The ruling comes more than a year after Stanford was sentenced to 110 years in prison for bilking investors through a Ponzi scheme with fraudulent certificates of deposit issued by Stanford International Bank, his bank in Antigua.
In her ruling, Securities and Exchange Commission Judge Carol Fox Foelak described as "egregious" the conduct of former Stanford Group Co. chief compliance officer Bernerd Young, former president Daniel Bogar and Jason Green, a former head of the private client group.
Foelak also ordered the three executives to pay fines and forfeit ill-gotten profits.
The SEC's case against the three executives did not allege they actually knew about Stanford's Ponzi scheme.
Instead, it hinged on whether they sufficiently ensured that marketingmaterials and other disclosures were adequate for investors.
All three executives have vigorously denied any wrongdoing.

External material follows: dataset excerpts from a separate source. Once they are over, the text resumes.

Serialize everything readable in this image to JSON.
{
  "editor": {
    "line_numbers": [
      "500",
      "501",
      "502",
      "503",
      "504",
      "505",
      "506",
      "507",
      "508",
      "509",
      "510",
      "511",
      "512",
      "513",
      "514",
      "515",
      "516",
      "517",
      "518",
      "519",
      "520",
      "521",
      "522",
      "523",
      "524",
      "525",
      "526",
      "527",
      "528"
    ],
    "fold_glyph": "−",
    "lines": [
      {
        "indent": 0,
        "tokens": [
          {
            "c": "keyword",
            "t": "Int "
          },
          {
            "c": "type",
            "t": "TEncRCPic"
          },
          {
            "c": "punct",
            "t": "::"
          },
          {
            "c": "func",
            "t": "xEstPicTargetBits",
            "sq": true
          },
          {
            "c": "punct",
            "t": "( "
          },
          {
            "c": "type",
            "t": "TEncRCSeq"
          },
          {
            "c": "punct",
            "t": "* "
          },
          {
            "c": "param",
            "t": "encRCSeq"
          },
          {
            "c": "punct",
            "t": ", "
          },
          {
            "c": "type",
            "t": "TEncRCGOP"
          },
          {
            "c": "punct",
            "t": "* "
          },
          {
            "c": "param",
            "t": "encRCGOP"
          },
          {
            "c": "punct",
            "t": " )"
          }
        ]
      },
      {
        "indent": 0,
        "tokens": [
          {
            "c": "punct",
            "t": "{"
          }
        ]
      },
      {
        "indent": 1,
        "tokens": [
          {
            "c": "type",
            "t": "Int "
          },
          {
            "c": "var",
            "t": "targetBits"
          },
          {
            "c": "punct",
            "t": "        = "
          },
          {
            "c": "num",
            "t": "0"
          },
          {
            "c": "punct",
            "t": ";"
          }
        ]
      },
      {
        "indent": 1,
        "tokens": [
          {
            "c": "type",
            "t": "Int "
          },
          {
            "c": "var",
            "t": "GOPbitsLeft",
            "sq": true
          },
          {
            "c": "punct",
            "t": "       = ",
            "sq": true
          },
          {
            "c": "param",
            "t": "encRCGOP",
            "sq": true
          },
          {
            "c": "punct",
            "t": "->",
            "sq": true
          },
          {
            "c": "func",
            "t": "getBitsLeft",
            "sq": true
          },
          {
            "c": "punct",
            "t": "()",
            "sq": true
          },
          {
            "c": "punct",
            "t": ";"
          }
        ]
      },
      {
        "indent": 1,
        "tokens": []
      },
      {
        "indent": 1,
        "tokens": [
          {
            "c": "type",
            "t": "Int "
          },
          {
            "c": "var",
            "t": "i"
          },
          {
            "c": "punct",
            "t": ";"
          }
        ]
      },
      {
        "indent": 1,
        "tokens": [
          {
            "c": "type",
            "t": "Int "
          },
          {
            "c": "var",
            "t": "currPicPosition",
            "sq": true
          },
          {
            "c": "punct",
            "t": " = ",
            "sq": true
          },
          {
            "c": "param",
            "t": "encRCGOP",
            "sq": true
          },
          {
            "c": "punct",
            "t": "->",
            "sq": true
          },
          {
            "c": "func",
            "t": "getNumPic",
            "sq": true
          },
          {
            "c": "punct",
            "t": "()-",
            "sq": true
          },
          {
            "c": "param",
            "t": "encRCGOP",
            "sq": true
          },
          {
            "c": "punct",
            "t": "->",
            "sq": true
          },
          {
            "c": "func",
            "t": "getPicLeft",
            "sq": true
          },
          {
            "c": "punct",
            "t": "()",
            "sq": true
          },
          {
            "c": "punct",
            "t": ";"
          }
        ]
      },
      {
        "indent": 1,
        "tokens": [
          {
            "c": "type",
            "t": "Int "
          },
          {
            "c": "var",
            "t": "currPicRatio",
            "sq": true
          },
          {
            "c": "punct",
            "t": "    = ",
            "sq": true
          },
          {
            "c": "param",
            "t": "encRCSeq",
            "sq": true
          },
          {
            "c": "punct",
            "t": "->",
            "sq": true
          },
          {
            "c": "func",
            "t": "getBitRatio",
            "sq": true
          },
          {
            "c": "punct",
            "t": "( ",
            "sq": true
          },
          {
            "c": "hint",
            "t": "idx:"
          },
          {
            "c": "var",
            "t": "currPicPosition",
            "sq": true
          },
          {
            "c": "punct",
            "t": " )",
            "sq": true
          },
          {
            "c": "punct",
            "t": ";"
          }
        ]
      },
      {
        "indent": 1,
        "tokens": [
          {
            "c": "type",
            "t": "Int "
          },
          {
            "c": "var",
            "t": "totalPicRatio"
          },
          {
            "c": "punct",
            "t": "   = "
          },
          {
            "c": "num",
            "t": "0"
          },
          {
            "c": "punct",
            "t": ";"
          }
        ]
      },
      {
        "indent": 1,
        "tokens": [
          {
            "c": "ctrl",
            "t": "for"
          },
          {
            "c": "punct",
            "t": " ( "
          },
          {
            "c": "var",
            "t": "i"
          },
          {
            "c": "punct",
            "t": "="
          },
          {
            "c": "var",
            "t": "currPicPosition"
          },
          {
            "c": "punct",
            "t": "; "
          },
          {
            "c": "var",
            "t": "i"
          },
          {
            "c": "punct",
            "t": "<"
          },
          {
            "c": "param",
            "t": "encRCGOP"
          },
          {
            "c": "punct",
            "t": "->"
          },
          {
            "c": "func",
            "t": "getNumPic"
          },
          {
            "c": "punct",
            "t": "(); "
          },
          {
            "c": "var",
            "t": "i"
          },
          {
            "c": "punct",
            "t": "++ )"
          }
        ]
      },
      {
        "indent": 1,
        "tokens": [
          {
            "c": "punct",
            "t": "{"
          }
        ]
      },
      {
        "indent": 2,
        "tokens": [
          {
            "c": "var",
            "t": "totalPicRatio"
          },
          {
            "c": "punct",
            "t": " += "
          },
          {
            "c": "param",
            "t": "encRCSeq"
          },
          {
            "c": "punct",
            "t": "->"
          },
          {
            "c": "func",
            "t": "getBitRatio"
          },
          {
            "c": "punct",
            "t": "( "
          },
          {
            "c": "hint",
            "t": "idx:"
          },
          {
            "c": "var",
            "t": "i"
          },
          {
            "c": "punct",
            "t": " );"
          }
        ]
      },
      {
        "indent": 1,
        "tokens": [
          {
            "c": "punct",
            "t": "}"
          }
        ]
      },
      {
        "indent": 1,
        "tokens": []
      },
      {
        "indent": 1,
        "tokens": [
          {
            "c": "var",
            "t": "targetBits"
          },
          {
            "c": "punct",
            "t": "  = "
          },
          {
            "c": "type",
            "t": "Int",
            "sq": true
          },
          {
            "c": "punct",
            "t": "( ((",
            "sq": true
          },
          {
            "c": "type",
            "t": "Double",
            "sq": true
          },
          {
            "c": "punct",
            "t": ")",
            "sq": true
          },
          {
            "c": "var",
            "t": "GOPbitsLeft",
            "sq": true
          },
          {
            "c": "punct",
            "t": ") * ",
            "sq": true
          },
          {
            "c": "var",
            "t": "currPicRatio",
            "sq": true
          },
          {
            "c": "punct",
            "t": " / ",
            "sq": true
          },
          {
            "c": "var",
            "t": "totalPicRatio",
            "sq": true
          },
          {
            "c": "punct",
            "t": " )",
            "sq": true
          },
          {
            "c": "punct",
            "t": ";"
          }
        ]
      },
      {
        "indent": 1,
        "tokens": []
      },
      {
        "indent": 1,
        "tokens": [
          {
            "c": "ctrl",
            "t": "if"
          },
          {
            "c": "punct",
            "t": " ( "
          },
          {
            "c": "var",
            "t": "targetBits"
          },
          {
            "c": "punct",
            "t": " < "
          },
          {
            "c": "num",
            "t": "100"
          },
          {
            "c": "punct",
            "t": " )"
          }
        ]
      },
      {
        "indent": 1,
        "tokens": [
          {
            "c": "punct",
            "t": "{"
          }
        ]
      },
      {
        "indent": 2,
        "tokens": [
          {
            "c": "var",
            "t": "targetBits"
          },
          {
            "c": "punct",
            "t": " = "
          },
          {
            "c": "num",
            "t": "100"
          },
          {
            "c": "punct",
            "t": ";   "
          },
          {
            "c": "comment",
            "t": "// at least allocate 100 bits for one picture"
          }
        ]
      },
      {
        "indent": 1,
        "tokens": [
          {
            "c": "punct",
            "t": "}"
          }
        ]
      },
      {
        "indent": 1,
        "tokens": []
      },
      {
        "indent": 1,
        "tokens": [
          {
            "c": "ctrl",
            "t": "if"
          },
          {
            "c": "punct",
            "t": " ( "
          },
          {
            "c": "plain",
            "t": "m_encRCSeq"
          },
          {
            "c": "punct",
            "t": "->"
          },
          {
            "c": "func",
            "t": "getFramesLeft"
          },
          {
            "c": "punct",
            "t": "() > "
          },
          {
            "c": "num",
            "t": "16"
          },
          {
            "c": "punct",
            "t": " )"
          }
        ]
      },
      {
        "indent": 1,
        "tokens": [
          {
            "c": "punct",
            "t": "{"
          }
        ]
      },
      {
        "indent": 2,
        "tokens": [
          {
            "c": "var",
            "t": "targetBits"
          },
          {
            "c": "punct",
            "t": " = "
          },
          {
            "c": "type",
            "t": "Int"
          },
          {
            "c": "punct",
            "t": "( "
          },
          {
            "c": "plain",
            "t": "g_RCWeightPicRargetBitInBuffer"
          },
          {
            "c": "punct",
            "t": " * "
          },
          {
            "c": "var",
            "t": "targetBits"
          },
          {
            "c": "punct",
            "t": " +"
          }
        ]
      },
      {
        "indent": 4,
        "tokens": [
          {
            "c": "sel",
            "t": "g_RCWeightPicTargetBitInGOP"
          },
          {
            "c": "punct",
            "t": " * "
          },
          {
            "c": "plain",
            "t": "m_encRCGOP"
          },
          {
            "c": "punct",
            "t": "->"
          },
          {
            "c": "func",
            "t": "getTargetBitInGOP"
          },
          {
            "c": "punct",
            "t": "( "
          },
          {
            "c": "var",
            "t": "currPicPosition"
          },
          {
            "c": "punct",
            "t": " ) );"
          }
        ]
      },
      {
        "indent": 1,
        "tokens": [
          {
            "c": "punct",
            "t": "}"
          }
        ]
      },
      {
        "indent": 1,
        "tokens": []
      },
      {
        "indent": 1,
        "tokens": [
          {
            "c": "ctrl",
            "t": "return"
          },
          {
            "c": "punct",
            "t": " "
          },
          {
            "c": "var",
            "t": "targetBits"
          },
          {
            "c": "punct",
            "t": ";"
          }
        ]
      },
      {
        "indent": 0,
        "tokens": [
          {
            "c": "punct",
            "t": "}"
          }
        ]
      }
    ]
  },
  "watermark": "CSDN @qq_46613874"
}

Young, who was previously a regulator with the group now known as the Financial Industry Regulatory Authority, told Reuters in the summer of 2012 that he took due diligence steps including reviewing quarterly financial statements and reading annual reports about the bank.
But he said in the exclusive interview that Antiguan privacy laws kept him from seeing more details about the investment portfolio, so he relied on the bank's compliance experts.
"If there is such a thing as a...perfect scam, this was the perfect scam," Young told Reuters last year.
Foelak ordered Young, Bogar and Green to each pay a $260,000 civil penalty.
In addition, Young was ordered to return roughly $592,000 plus interest. Bogar was ordered to forfeit about $1.5 million, and Green must pay $2.6 million.
Lawyers for both Young and Bogar said they were disappointed in the judge's ruling and are still considering their options.
If they decide to appeal, the case would first go before the full five-member SEC.
"Mr. Young...is deeply troubled by the initial decision's disturbing implications for the securities compliance industry and the newer and more Draconian standards that compliance officers may be facing," said Randle Henderson, Young's attorney.
"The decision demonstrates the real danger to compliance officers relying upon advice of independent outside counsel, fully licensed and qualified accounting firms and the audited financial opinions they issue, and the sovereign financial regulatory agencies of foreign countries."
Thomas Taylor, a lawyer for Bogar, said that while he felt his client got a "full and fair hearing," he disagreed with her outcome profoundly.
An attorney for Green could not be immediately reached.
Friday's ruling by the administrative judge marked the second big trial victory for the SEC in one week.
On Thursday, a jury in New York found former Goldman Sachs Group Inc. vice president Fabrice Tourre liable for federal securities law violations for his role in a complex mortgage deal that cost investors $1 billion when it failed.